Tout au long du forum, nous avons entendu le témoignage de nos 11 personnes ambassadrices, étudiantes ou diplômées, originaires de chacune des Nations au Québec. Leur point de vue a souvent été critique, mais les entendre a été un passage obligé révélateur, qui nous poussera à faire évoluer nos institutions. Nos ambassadeurs se réjouissent de cet appel à l’action qui a été entendu et qui a mobilisé plusieurs acteurs de l’enseignement supérieur. Mais ils nous ont aussi exprimé la crainte que nos actions restent lettre morte après le forum.
Rassurons-les : le milieu universitaire est en mouvement plus que jamais et ne s’arrêtera pas; nous en sommes convaincues. Comme l’a proposé l’œuvre du forum réalisée par Eruoma Awashish, artiste atikamek, « à chacun de nos pas, nous laissons une empreinte. Nous marchons dans les traces de nos ancêtres et traçons en même temps la vie pour les sept prochaines générations. Marcher vers l’avenir, c’est faire émerger les choses ».
Continuons donc d’apprendre et de nous inspirer les uns des autres, à l’image d’un cercle de partage, afin de contribuer, tous ensemble, aux prochains pas qui transformeront nos universités. Demeurons dans l’action dans les pas des étudiant.e.s des Premiers Peuples, en réponse à leurs besoins et à leurs aspirations.
Il y a deux ans, nous avons pris le relais de l’Université d’Algoma qui nous avait remis une pagaie pour marquer le passage. À notre tour, nous souhaitons transmettre aux organisateurs du prochain forum, dont l’annonce du lieu est à venir, un symbole tiré du thème retenu cette année, soit une paire de mocassins qui a été entièrement fabriquée et perlée par Marie-Claude Moreau, artisane de la communauté de Pessamit.
Cette pratique de l’échange est importante dans les cultures autochtones. Nous croyons aussi qu’elle devrait inspirer la façon de mener notre mission universitaire, et même nous inciter à revoir la culture de l’excellence qui mise parfois trop sur la concurrence de nos établissements, plutôt que la collaboration. Voilà, il nous semble, un grand pas que nous devrions faire pour décoloniser nos institutions. Permettez-nous de rêver et d’avoir de l’ambition. Plus nous serons nombreux à porter un tel rêve, plus il risque de devenir réalité.

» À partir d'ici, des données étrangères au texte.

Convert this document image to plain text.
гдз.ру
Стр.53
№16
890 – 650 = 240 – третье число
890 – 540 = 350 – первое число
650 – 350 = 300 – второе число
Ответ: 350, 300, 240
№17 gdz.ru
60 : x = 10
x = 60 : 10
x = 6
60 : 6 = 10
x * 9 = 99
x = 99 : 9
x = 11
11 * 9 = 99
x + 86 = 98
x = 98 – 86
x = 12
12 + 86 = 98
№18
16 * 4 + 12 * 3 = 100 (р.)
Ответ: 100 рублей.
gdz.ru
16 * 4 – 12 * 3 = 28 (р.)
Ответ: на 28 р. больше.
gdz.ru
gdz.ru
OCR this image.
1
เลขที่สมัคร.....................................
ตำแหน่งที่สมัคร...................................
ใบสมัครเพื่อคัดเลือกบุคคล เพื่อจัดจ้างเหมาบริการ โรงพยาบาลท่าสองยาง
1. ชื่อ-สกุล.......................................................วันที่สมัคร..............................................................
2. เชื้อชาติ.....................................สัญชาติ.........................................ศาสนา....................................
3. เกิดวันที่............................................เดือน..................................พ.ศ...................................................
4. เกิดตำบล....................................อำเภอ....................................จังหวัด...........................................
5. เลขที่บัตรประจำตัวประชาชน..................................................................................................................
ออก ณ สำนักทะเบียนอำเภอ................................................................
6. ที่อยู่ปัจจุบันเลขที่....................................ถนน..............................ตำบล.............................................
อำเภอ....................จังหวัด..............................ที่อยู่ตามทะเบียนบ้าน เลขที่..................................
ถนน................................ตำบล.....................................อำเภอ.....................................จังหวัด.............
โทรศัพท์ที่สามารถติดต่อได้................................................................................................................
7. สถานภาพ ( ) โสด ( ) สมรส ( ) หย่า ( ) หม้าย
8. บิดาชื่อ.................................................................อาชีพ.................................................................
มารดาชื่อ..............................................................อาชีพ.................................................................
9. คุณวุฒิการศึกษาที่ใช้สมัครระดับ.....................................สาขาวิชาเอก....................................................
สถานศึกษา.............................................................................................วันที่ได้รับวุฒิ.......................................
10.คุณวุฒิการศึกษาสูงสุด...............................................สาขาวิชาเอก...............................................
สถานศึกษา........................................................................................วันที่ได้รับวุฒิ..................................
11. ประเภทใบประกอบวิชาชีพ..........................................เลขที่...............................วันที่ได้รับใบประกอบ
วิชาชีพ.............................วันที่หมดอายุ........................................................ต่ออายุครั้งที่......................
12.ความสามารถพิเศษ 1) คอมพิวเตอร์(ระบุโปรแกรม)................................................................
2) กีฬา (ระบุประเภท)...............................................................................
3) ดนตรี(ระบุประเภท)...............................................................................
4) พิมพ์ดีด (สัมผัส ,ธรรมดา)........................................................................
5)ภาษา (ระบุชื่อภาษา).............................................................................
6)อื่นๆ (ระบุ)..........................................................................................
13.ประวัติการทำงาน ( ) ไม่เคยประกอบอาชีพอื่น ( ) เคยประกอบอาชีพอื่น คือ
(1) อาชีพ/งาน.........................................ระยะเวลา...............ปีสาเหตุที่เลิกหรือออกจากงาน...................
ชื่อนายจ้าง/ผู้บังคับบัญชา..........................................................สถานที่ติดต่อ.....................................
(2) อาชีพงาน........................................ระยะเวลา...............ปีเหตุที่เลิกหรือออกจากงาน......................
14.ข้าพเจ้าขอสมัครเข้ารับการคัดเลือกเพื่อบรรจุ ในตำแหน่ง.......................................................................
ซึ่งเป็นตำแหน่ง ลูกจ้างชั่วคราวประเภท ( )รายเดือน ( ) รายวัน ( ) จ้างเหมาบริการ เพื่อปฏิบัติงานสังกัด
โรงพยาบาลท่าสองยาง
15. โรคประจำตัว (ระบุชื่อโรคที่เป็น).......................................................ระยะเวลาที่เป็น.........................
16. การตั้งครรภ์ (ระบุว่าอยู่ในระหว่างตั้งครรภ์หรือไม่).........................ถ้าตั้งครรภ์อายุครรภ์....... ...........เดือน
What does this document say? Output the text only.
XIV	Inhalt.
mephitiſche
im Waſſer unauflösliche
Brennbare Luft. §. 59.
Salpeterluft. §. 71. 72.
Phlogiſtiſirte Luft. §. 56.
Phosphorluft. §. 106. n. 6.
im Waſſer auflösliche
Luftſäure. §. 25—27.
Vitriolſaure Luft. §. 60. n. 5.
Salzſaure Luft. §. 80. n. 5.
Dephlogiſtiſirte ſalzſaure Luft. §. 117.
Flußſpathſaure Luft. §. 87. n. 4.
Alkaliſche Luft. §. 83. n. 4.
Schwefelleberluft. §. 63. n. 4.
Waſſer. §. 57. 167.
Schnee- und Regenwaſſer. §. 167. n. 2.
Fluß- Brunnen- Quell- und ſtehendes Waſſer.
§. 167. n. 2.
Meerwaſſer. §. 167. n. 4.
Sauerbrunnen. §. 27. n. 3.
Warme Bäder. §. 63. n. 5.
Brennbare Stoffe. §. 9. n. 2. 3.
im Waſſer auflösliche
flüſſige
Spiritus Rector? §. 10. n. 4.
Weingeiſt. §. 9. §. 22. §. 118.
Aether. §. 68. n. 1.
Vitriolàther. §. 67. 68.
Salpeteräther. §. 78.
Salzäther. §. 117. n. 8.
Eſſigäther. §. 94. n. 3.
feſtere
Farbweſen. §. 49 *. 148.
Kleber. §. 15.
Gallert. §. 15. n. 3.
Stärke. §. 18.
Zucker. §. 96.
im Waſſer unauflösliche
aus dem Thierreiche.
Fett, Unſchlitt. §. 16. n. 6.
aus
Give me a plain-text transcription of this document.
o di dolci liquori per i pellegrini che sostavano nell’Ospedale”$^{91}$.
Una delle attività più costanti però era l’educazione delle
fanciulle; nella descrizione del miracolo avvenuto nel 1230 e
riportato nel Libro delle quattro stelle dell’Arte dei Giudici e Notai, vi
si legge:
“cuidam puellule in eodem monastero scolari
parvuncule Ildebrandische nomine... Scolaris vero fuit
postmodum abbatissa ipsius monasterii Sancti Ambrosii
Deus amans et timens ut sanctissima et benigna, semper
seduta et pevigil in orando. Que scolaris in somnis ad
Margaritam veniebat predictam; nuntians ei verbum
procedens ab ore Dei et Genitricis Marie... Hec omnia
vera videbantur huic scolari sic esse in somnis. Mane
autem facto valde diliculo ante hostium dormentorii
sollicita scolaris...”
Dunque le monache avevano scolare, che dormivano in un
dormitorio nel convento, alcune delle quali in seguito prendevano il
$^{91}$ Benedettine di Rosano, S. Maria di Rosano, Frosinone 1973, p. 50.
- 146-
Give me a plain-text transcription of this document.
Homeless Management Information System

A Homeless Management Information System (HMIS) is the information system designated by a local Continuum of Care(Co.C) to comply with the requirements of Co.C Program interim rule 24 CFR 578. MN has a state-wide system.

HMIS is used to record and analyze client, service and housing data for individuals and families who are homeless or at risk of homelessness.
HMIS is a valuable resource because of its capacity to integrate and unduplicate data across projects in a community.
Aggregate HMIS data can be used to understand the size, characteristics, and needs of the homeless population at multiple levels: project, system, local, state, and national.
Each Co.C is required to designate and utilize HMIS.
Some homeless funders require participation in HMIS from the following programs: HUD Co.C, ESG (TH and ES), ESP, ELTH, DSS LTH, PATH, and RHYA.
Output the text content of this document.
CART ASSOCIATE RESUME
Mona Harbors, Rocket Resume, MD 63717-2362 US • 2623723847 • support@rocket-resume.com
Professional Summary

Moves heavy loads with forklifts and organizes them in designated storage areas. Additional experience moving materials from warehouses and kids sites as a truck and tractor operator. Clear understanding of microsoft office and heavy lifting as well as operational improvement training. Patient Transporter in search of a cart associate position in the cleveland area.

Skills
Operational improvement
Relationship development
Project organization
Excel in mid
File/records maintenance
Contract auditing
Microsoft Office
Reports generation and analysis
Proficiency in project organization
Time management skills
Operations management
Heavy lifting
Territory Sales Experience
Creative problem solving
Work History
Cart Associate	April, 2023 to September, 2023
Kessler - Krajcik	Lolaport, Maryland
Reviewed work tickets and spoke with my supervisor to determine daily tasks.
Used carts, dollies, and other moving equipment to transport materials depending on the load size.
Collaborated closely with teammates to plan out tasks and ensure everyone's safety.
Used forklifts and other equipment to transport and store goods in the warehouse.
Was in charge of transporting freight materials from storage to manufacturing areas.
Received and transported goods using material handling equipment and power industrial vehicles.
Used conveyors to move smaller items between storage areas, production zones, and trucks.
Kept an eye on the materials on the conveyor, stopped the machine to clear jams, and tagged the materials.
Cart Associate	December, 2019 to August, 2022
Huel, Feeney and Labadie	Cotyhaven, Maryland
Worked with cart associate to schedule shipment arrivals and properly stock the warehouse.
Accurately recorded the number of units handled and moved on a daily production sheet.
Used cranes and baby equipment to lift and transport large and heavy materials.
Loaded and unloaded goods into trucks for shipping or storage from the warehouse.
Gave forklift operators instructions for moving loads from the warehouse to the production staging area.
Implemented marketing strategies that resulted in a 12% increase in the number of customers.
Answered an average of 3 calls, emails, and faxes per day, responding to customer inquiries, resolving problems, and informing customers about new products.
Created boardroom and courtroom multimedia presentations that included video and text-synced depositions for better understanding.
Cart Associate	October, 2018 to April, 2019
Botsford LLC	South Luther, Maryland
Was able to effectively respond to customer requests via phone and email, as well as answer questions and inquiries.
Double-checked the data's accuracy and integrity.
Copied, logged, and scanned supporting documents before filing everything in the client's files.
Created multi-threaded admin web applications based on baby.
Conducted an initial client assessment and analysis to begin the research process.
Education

Nakurmik! Niá:wen! Mikwetc! Tshinashkumitin! Wela’lin! Tiawenhk! Miikwech! Wliwni! Woliwon! Chiniskumitin! Megwetch!
Mme Jean est présidente de l’Université du Québec et coprésidente du sixième Forum national sur la réconciliation. Mme D’Amours est présidente du conseil d’administration d’Universités Canada et rectrice de l’Université Laval.